The Globe’s What It All Means story is also about ten years too late. Local TV stations have been trending away from the expensive, superstar anchors for quite some time. They’d rather have interchangeable parts. (So would NPR, for that matter; witness the exile of Bob Edwards.) It’s nothing new, and Bob Lobel may be the least-good exemplar of the trend; he could have gotten the gate simply for being past his prime.
The Globe also has a real problem with statistics: “According to TNS Media Intelligence, online advertising soared 60 percent to nearly $10 billion between 2003 and 2006, while TV ads increased only 20 percent to $68 billion during the same period.” So let’s do the math:online ads were up by $4 billion from a $6 billion base over this period; TV ads were up by $11 billion from a $57 billion base. Hardly a compelling argument for the demise of tv advertising as it relates to why WBZ doesn’t want to pay big bucks for celebrities when paying 22-year-olds 10% of what Bob Lobel makes will get them the same ratings.

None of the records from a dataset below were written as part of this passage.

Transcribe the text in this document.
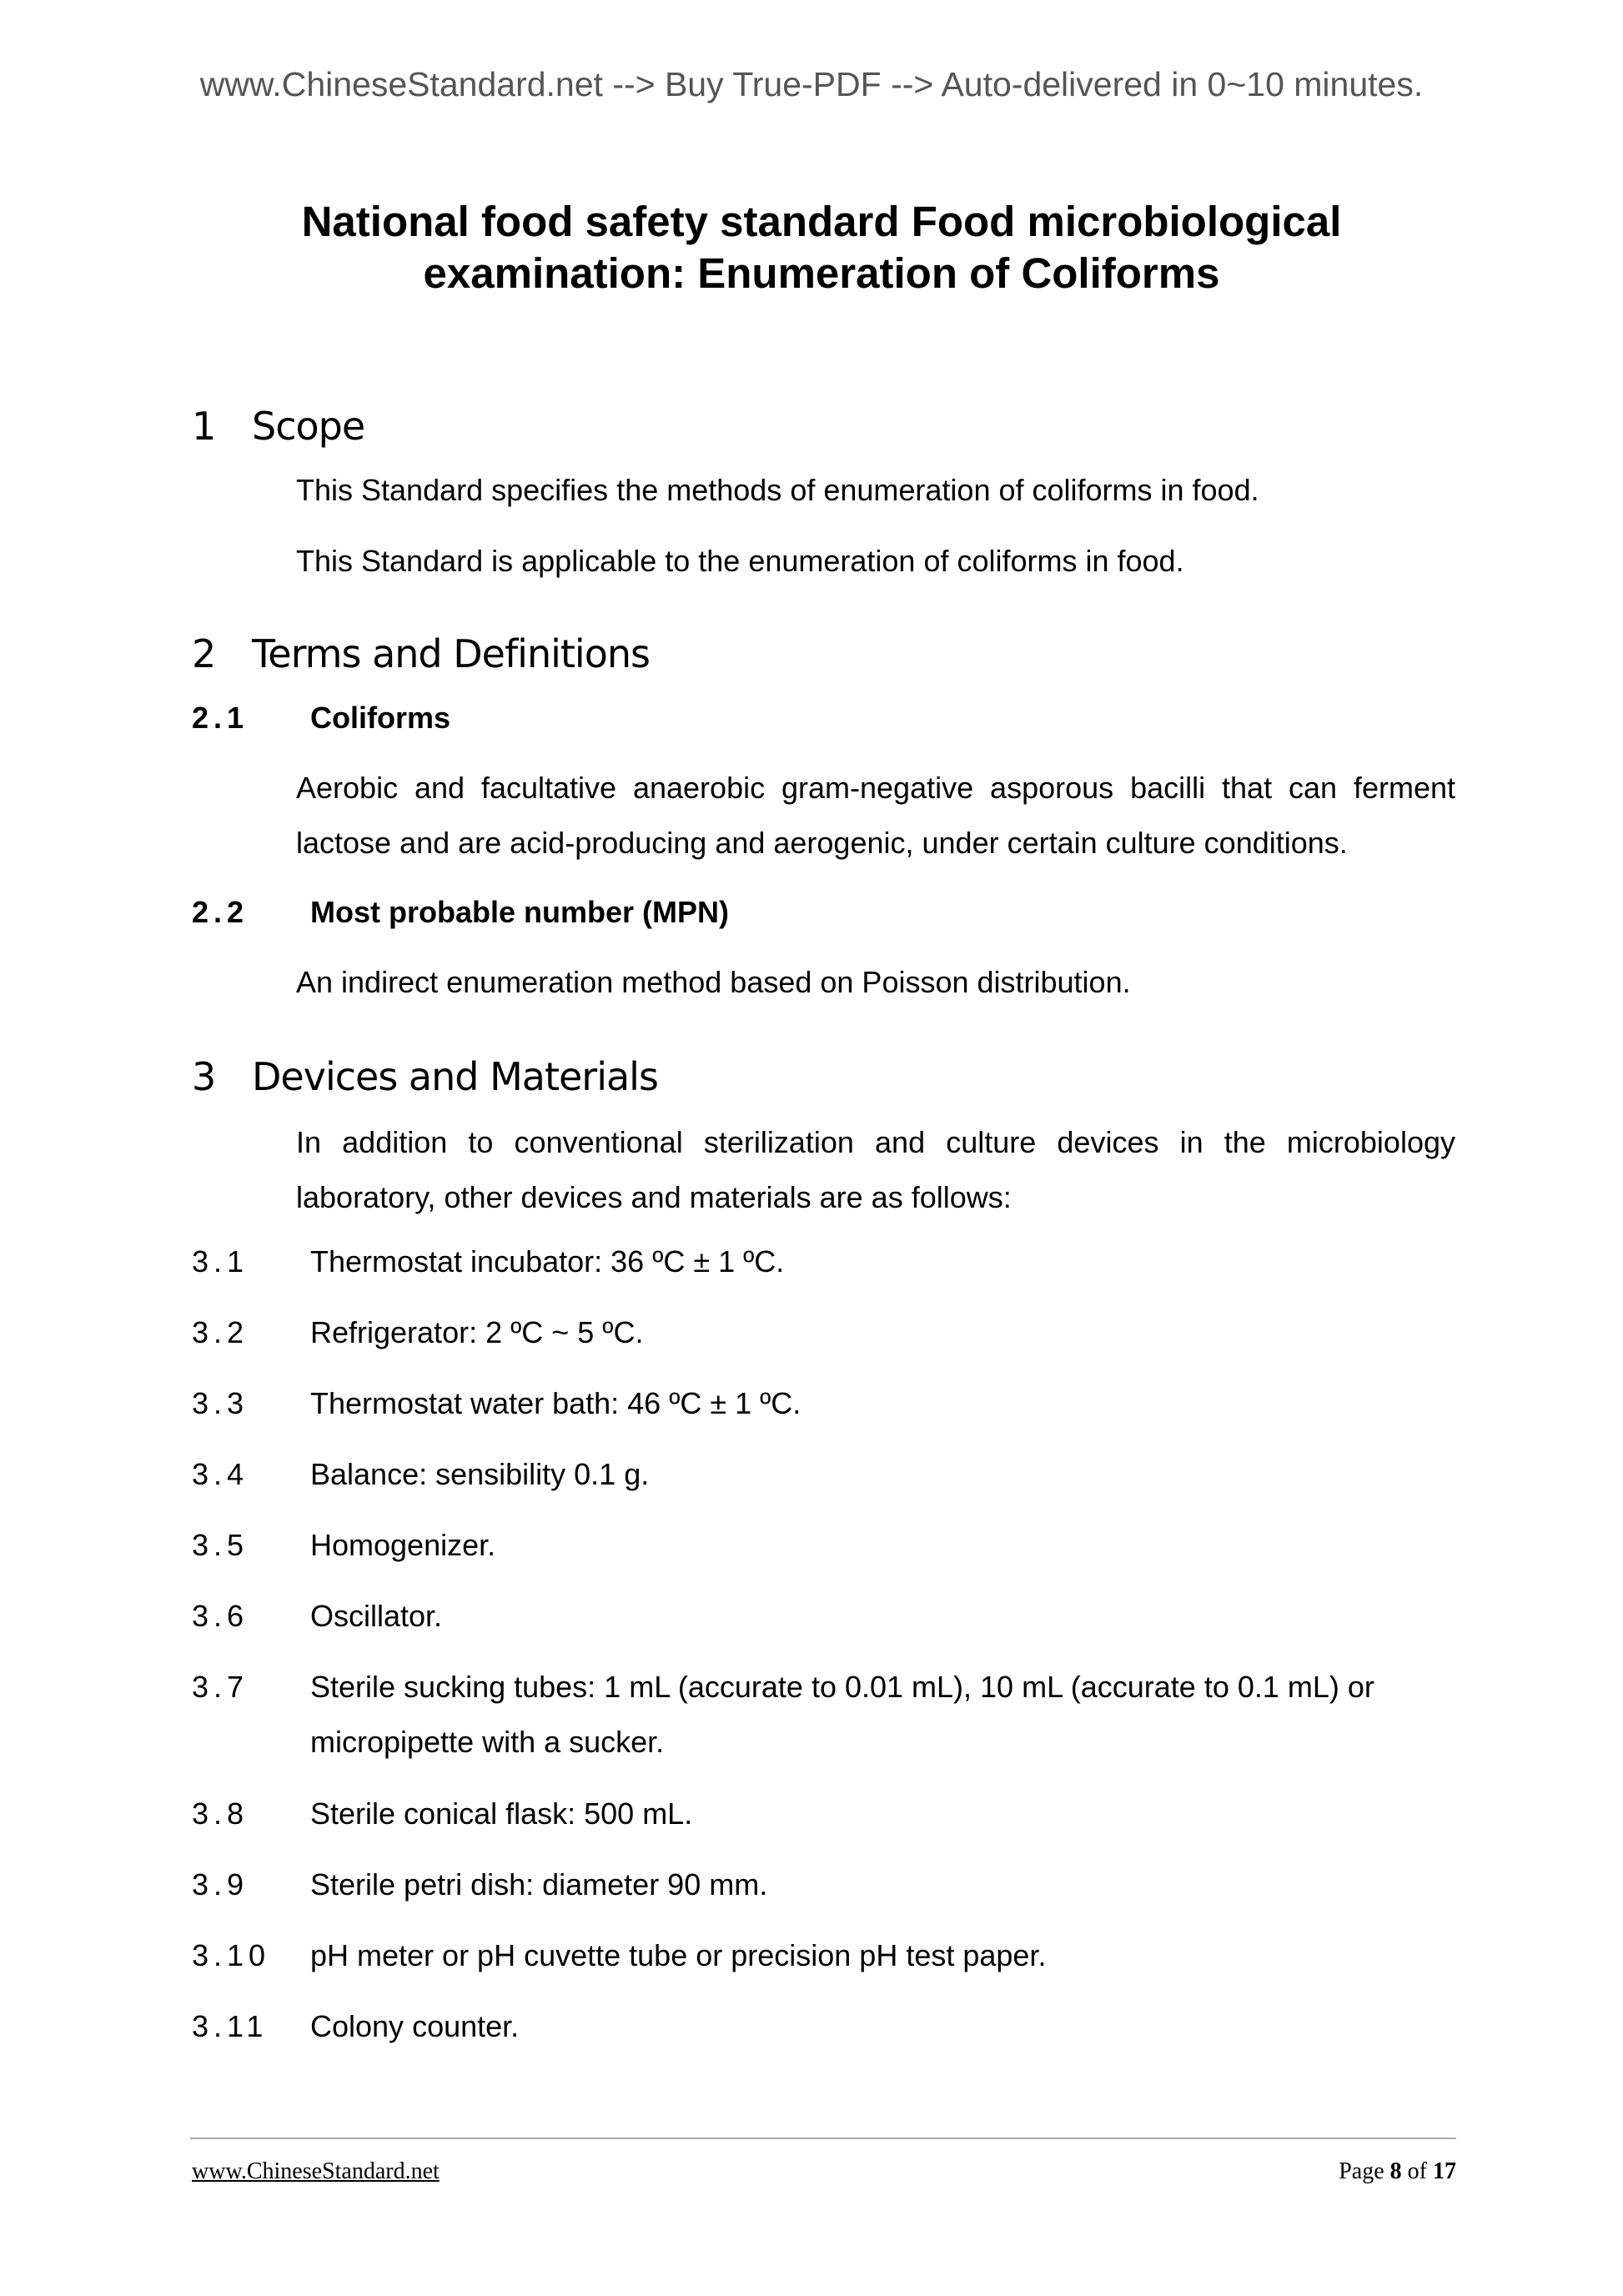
www.ChineseStandard.net --> Buy True-PDF --> Auto-delivered in 0~10 minutes.
National food safety standard Food microbiological
examination: Enumeration of Coliforms
1 Scope
This Standard specifies the methods of enumeration of coliforms in food.
This Standard is applicable to the enumeration of coliforms in food.
2 Terms and Definitions
2.1 Coliforms
Aerobic and facultative anaerobic gram-negative asporous bacilli that can ferment lactose and are acid-producing and aerogenic, under certain culture conditions.
2.2 Most probable number (MPN)
An indirect enumeration method based on Poisson distribution.
3 Devices and Materials
In addition to conventional sterilization and culture devices in the microbiology laboratory, other devices and materials are as follows:
3.1 Thermostat incubator: 36 ºC ± 1 ºC.
3.2 Refrigerator: 2 ºC ~ 5 ºC.
3.3 Thermostat water bath: 46 ºC ± 1 ºC.
3.4 Balance: sensibility 0.1 g.
3.5 Homogenizer.
3.6 Oscillator.
3.7 Sterile sucking tubes: 1 mL (accurate to 0.01 mL), 10 mL (accurate to 0.1 mL) or micropipette with a sucker.
3.8 Sterile conical flask: 500 mL.
3.9 Sterile petri dish: diameter 90 mm.
3.10 pH meter or pH cuvette tube or precision pH test paper.
3.11 Colony counter.
www.ChineseStandard.net	Page 8 of 17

The “Big Name” aspect of this story has unfortunately buried the real big media news of the week… that being the wholesale layoffs of 30 hard-working off-air staffers at WBZ-TV. Let’s not overlook them by spending too much time lamenting the passing of an era that really passed many years ago.
Getting rid of the big bucks talent is little more than a mirror image of the way the NFL runs its player personnel side of the business. When you get up in years, you make too much money for their system, and become expendable. OTOH, it is too bad about the ‘nameless’ little guys that are losing their jobs in this story.As an aside, related to online advertising and growth of the online side off the news business. Is it just me, or has the local TV news (I watch more Ch 5, but also Ch 4) broadcasts become little more than a commercial for their online sites? With ‘CVB, every other thing out of their mouths is a plea to go to ‘the BostonChannel.Com’. I understand the desire on their part, but the frequency and insistence drives me mad.